4. What is the step-by-step process to find the square root of a non-perfect square, for example, 1069, using long division?
The long division method for finding √1069 involves these steps:
- Step 1: Pair the digits from the right side: 10 69.
- Step 2: Find the largest number whose square is less than or equal to the first pair (10). This is 3 (as 3²=9). Write 3 as both the divisor and the quotient. Subtract 9 from 10, leaving a remainder of 1.
- Step 3: Bring down the next pair of digits (69) to form the new dividend, 169.
- Step 4: Double the current quotient (3) to get 6. This becomes the tens digit of the new divisor. Find a digit 'x' such that 6x × x ≤ 169. Here, x=2 works (62 × 2 = 124).
- Step 5: Place 2 in the quotient (making it 32) and subtract 124 from 169. The remainder is 45.
This shows that 1069 is not a perfect square, and its square root is approximately 32.7, lying between 32 and 33.
5. What is the correct way to find the square root of a fraction or a decimal?
The approach depends on the type of number:
- For Fractions: The rule is √(a/b) = √a / √b. You find the square root of the numerator and the denominator separately. For example, √(16/25) = √16 / √25 = 4/5.

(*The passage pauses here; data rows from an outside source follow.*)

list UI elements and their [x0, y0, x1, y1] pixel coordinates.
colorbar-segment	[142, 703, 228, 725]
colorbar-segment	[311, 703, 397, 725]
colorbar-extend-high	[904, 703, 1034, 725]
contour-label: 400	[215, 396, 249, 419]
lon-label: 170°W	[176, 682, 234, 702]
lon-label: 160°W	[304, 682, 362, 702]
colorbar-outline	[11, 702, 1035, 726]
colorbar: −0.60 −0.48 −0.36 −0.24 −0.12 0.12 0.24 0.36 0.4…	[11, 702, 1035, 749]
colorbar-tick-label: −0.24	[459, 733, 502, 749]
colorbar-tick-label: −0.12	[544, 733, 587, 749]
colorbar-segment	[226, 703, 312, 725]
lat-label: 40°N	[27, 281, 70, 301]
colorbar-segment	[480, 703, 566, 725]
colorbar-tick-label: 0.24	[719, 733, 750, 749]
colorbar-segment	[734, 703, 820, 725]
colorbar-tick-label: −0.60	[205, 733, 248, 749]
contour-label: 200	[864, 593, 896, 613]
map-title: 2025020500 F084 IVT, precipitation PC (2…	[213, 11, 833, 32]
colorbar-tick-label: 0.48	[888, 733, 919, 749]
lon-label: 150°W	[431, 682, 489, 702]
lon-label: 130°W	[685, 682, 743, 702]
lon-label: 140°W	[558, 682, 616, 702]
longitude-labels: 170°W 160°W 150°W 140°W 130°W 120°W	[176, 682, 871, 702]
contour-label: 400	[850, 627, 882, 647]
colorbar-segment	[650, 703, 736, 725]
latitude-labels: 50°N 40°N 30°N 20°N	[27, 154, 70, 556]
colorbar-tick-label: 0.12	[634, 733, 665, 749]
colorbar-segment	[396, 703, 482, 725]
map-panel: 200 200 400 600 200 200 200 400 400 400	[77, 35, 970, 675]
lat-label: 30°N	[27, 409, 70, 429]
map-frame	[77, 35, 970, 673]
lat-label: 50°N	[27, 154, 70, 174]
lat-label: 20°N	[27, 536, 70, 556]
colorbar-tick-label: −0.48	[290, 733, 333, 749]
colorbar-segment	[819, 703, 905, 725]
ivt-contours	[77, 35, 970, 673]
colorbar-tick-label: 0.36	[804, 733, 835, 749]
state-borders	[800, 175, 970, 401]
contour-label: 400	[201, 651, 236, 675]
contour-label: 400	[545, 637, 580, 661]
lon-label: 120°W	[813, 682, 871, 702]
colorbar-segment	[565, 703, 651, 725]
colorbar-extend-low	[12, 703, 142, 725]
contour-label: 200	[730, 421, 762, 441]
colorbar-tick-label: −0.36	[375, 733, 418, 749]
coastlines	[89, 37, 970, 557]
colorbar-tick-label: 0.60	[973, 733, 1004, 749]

- For Decimals: The long division method is the most reliable. You must pair the digits starting from the decimal point—pairing the whole number part from right to left and the decimal part from left to right. The decimal point in the quotient is placed as soon as the first pair after the decimal is brought down.
6. What is the conceptual difference between the square root of a perfect square and a non-perfect square?
The key difference lies in the nature of the result. A perfect square (like 36) has a square root that is a rational number (a whole number or a terminating decimal, e.g., 6). A non-perfect square (like 37) has a square root that is an irrational number—a non-terminating, non-repeating decimal. Therefore, for non-perfect squares, we can only find an approximate value, not an exact finite answer.
7. Why does the radical symbol (√) give only a positive answer, but an equation like x² = 25 has two answers?
This addresses a common misconception. The radical symbol (√) specifically denotes the principal or positive square root. By convention, √25 is defined to be only +5. However, when solving an algebraic equation like x² = 25, you are asked to find all possible values of 'x' that satisfy the equation. Since both (+5)² = 25 and (–5)² = 25, the equation has two solutions: x = 5 and x = -5.
8. Why is it impossible to find the square root of a negative number in the real number system?
In the real number system, squaring any number—whether positive or negative—always results in a non-negative value (e.g., 4 × 4 = 16 and -4 × -4 = 16). There is no real number that, when multiplied by itself, can produce a negative result. The concept of square roots for negative numbers, like √-1, is defined outside the real number system and belongs to the set of imaginary numbers, a topic studied in higher mathematics.
9. How does the concept of finding a square root relate to exponents?
Finding a square root is the inverse operation of squaring a number (raising it to the power of 2). This relationship is directly represented in the laws of exponents. Taking the square root of a number 'x' is mathematically identical to raising 'x' to the power of 1/2. For instance, √9 can be written as 91/2, which equals 3, just as 3² = 9.
10. Where is finding a square root important in real-world subjects like geometry and physics?
Square roots are fundamental in many practical fields:
- In Geometry: The Pythagorean theorem (a² + b² = c²) uses square roots extensively to find the length of a side of a right-angled triangle. It's also used to find the radius of a circle from its area (A = πr²).
- In Physics: Many formulas for calculating distance, time, and velocity involve square roots. For example, the time it takes for an object to fall a certain distance under gravity is calculated using a square root.
- In Construction: Engineers and architects use square roots to calculate dimensions, surface areas, and ensure structural stability.